Relational Theory – Need to Repeat a Table in Joins?

relational-theory

First, I'm just asking about inner joins. And, I'm thinking self joins or reflexive joins through a join table are special cases which depend on how the data is structured (e.g. city – state – country, child – parent – grandparent).

But for the rest of joining tables there's no need to repeat a table in any given "chain"?

(What I mean by "chain":

               __companies -- locations AS L1 -- N Joined Tables -- locations AS L2
SELECT people |
               __schools -- locations AS L3

So, as best I can figure there is a necessary duplication of L1 and L3 since they're unconnected searches. But any conditions on a search of L2 could be placed on a search of L1.

Is this universally true? Is this generally true?

Best Answer

Dependent on context (chain) addressing to the same table can mean different sets of rows.
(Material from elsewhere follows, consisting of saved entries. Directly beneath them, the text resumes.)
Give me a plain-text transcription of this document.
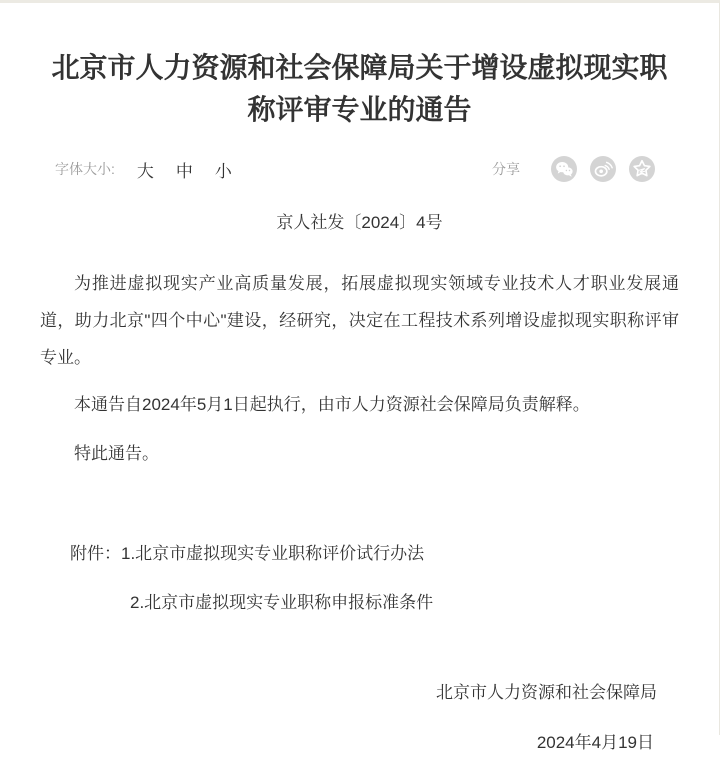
北京市人力资源和社会保障局关于增设虚拟现实职称评审专业的通告
字体大小: 大 中 小	分享
京人社发〔2024〕4号

为推进虚拟现实产业高质量发展，拓展虚拟现实领域专业技术人才职业发展通道，助力北京"四个中心"建设，经研究，决定在工程技术系列增设虚拟现实职称评审专业。

本通告自2024年5月1日起执行，由市人力资源社会保障局负责解释。

特此通告。

附件：1.北京市虚拟现实专业职称评价试行办法
2.北京市虚拟现实专业职称申报标准条件
北京市人力资源和社会保障局
2024年4月19日
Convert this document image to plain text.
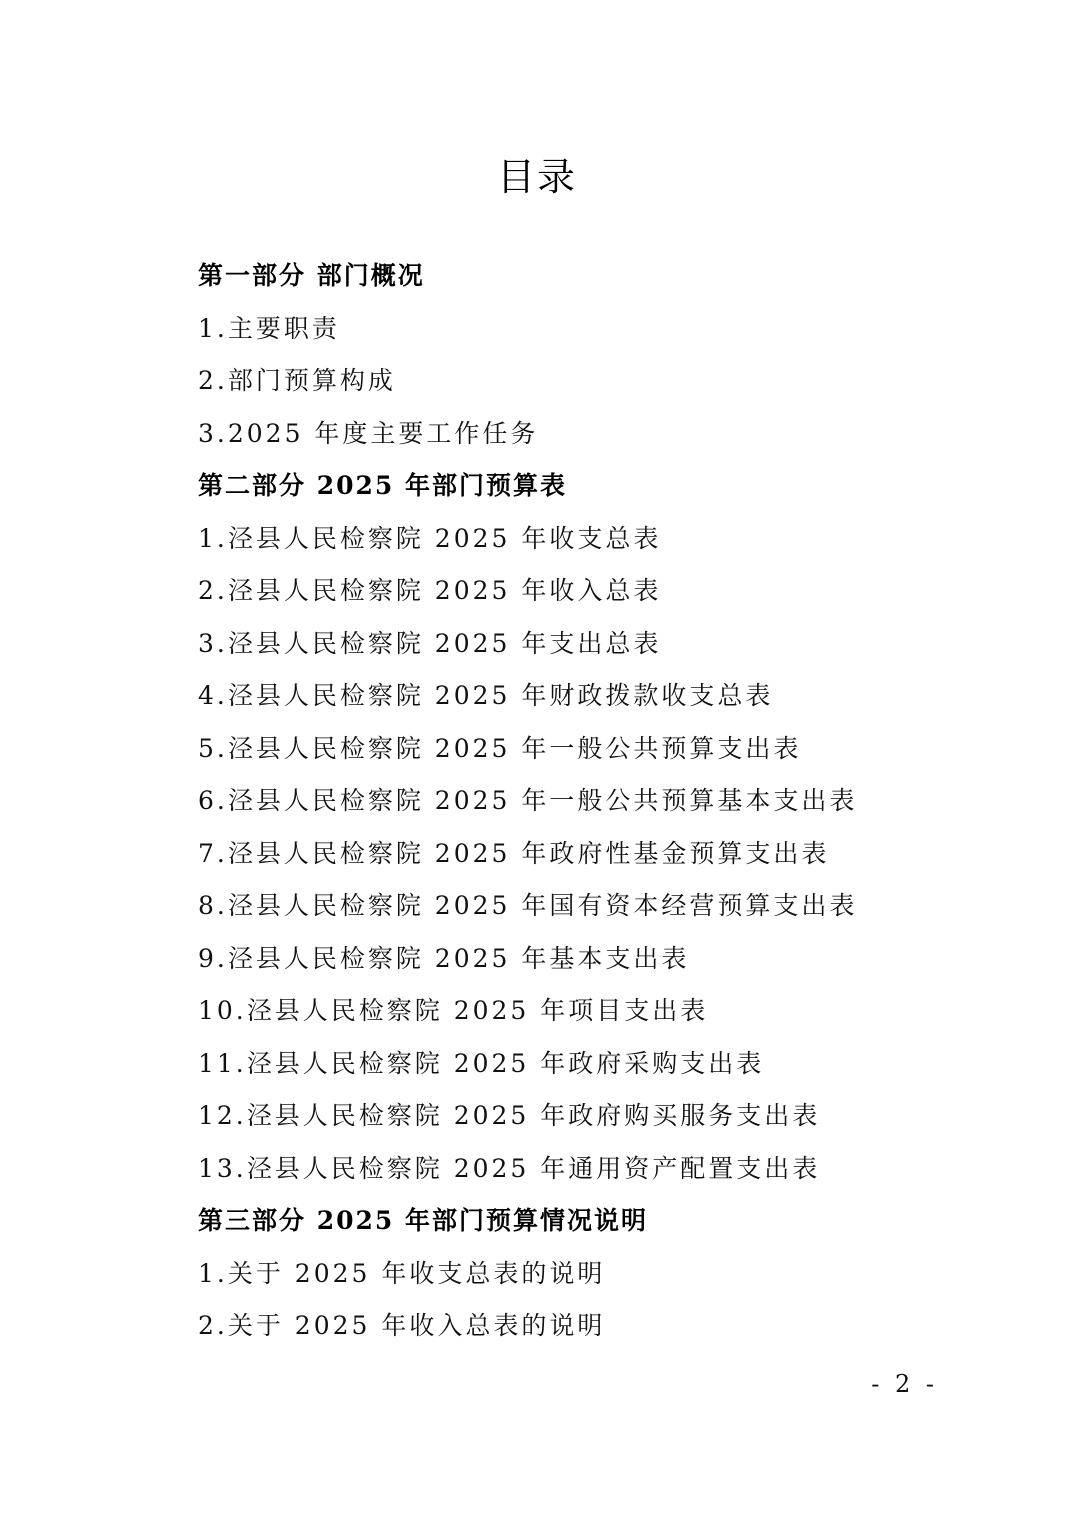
目录
第一部分 部门概况
1.主要职责
2.部门预算构成
3.2025 年度主要工作任务
第二部分 2025 年部门预算表
1.泾县人民检察院 2025 年收支总表
2.泾县人民检察院 2025 年收入总表
3.泾县人民检察院 2025 年支出总表
4.泾县人民检察院 2025 年财政拨款收支总表
5.泾县人民检察院 2025 年一般公共预算支出表
6.泾县人民检察院 2025 年一般公共预算基本支出表
7.泾县人民检察院 2025 年政府性基金预算支出表
8.泾县人民检察院 2025 年国有资本经营预算支出表
9.泾县人民检察院 2025 年基本支出表
10.泾县人民检察院 2025 年项目支出表
11.泾县人民检察院 2025 年政府采购支出表
12.泾县人民检察院 2025 年政府购买服务支出表
13.泾县人民检察院 2025 年通用资产配置支出表
第三部分 2025 年部门预算情况说明
1.关于 2025 年收支总表的说明
2.关于 2025 年收入总表的说明
- 2 -
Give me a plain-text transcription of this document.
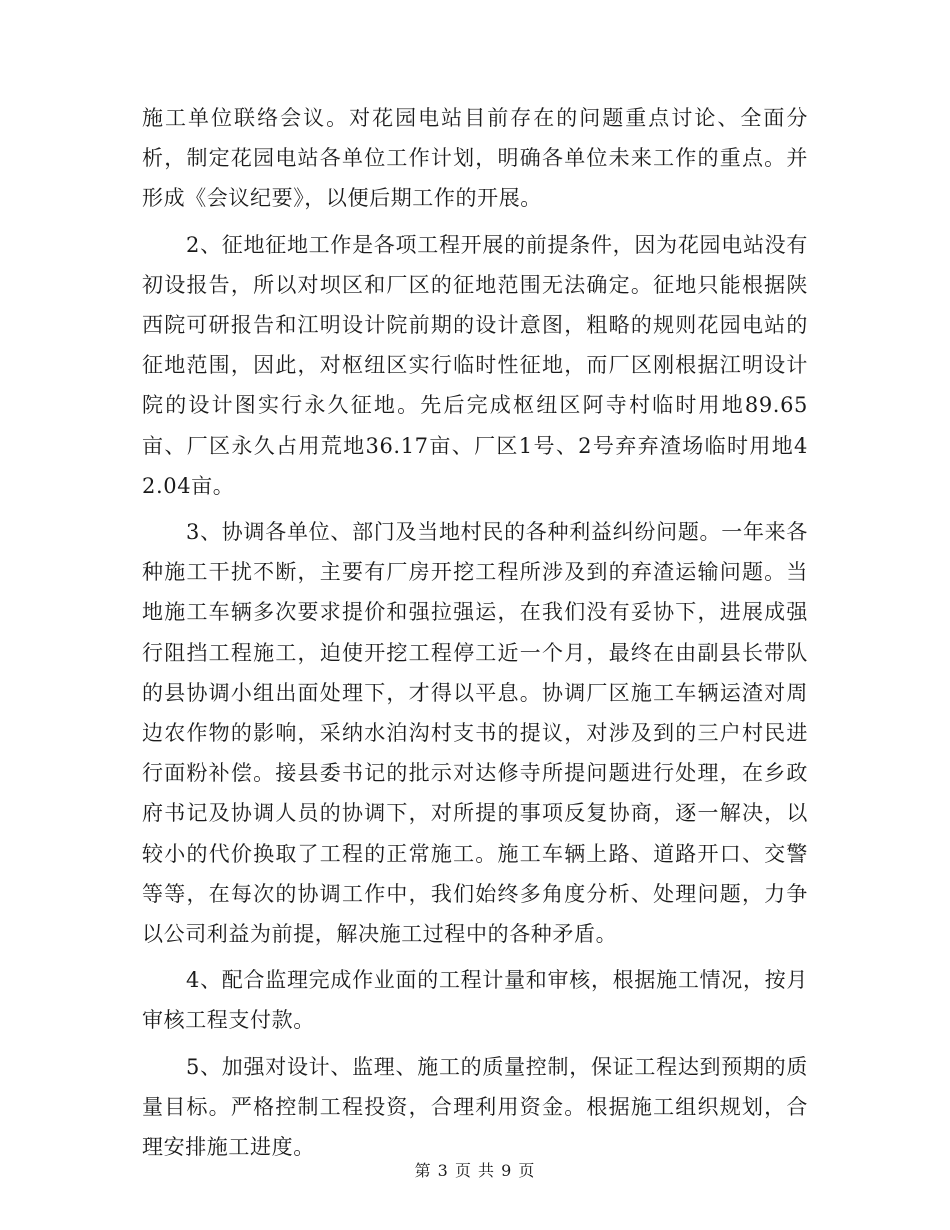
施工单位联络会议。对花园电站目前存在的问题重点讨论、全面分析，制定花园电站各单位工作计划，明确各单位未来工作的重点。并形成《会议纪要》，以便后期工作的开展。

2、征地征地工作是各项工程开展的前提条件，因为花园电站没有初设报告，所以对坝区和厂区的征地范围无法确定。征地只能根据陕西院可研报告和江明设计院前期的设计意图，粗略的规则花园电站的征地范围，因此，对枢纽区实行临时性征地，而厂区刚根据江明设计院的设计图实行永久征地。先后完成枢纽区阿寺村临时用地89.65亩、厂区永久占用荒地36.17亩、厂区1号、2号弃弃渣场临时用地42.04亩。

3、协调各单位、部门及当地村民的各种利益纠纷问题。一年来各种施工干扰不断，主要有厂房开挖工程所涉及到的弃渣运输问题。当地施工车辆多次要求提价和强拉强运，在我们没有妥协下，进展成强行阻挡工程施工，迫使开挖工程停工近一个月，最终在由副县长带队的县协调小组出面处理下，才得以平息。协调厂区施工车辆运渣对周边农作物的影响，采纳水泊沟村支书的提议，对涉及到的三户村民进行面粉补偿。接县委书记的批示对达修寺所提问题进行处理，在乡政府书记及协调人员的协调下，对所提的事项反复协商，逐一解决，以较小的代价换取了工程的正常施工。施工车辆上路、道路开口、交警等等，在每次的协调工作中，我们始终多角度分析、处理问题，力争以公司利益为前提，解决施工过程中的各种矛盾。

4、配合监理完成作业面的工程计量和审核，根据施工情况，按月审核工程支付款。

5、加强对设计、监理、施工的质量控制，保证工程达到预期的质量目标。严格控制工程投资，合理利用资金。根据施工组织规划，合理安排施工进度。

第 3 页 共 9 页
So you have to point them by two different aliases to avoid ambiguity.

Let's imagine we want to build the list of customers and their suppliers both with cities where they reside:

SELECT w.name AS customer,
       s.city AS c_city,
       z.name AS supplier,
       r.city AS s_city
  FROM customers      AS w
  LEFT JOIN suppliers AS z ON z.id = w.supplier_id
  LEFT JOIN cities    AS s ON s.id = w.city_id
  LEFT JOIN cities    AS r ON r.id = z.city_id
ORDER BY w.name ASC;

Here same table is joined twice because each join performed on it's own condition and produce different resulting city names - one for customer and one for supplier. And there is no way to achieve the desired result without joining the same table twice.

P.S.

Let's imagine we have the list of cities visited by tourist:

-------------------------------------
| ID | DATE | CITY_ID | PREVIOUS_ID |
-------------------------------------

Here PREVIOUS_ID is the reference to the row in the same table and it mean " the city tourist come from". And now we want to build the route containing last four visited cities to the some point:

SELECT * 
   FROM visited      AS w
   JOIN cities       AS z ON z.id = w.city_id
   LEFT JOIN visited AS r ON r.id = w.previous_id
   LEFT JOIN cities  AS s ON s.id = r.city_id
   LEFT JOIN visited AS q ON q.id = r.previous_id
   LEFT JOIN cities  AS d ON d.id = q.city_id
   LEFT JOIN visited AS x ON x.id = q.previous_id
   LEFT JOIN cities  AS f ON f.id = x.city_id
 WHERE w.id = 12345; -- last position

As you can see we can easely join again and again the same tables.